Aunn looked away. Could that be true? He had always believed that Kelas overlooked the importance of the eyes in a disguise—he had never checked them carefully enough. But perhaps he had been afraid of revealing too much of himself.
“We can’t leave the body here,” Ashara said. “Is there any fire left in the forge?”
“I’ll take care of it,” Cart said. “You two start working on the circle.” The warforged lifted Kelas’s body over his shoulder and started down the ridge without looking back.
“Have you worked with a teleportation circle before, Aunn?” Ashara asked, crouching to examine the circle traced in the ground.
“No,” Aunn said. A permanent portal was a dangerous way for a spy to travel, since the destination circle was usually a fixed location that was carefully watched. It was a bit like blustering one’s way through a city’s main gate, drawing as much attention to oneself as possible. Not his preferred way of doing things—and as he considered it, he questioned again whether their plan made any sense.
Ashara kneeled at the edge of the circle, retracing its outline with a slender silver rod. The dirt glowed faintly silver-blue where the rod passed. “You’re a Royal Eye,” she said. “Tell me about the teleportation circles in Fairhaven.”

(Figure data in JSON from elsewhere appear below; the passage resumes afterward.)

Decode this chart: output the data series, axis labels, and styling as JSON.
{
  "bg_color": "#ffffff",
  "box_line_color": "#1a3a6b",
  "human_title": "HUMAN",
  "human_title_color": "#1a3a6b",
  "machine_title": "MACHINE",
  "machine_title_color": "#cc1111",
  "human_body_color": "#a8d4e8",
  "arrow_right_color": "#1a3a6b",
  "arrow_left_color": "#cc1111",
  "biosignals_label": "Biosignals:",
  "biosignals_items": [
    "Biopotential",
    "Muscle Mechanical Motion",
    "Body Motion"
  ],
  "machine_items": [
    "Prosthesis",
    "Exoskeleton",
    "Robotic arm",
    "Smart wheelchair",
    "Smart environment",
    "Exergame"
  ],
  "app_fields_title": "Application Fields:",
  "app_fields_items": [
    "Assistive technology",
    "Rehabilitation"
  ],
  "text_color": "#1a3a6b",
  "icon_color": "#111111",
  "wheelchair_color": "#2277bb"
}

“House Orien has one.” The same house that ran lightning rail lines across Khorvaire also maintained permanent circles in major cities, facilitating the instant transportation of couriers, and even goods, if the price was right.
“And its sigils are so closely guarded that even the queen probably can’t use that one.”
Aunn nodded. Each teleportation circle had a series of magical sigils engraved into it, identifying it as a unique destination for any portals that linked to it. Ashara must have been trying to reconstruct or verify the sigils traced into this circle, to make sure their destination was the same as the queen’s.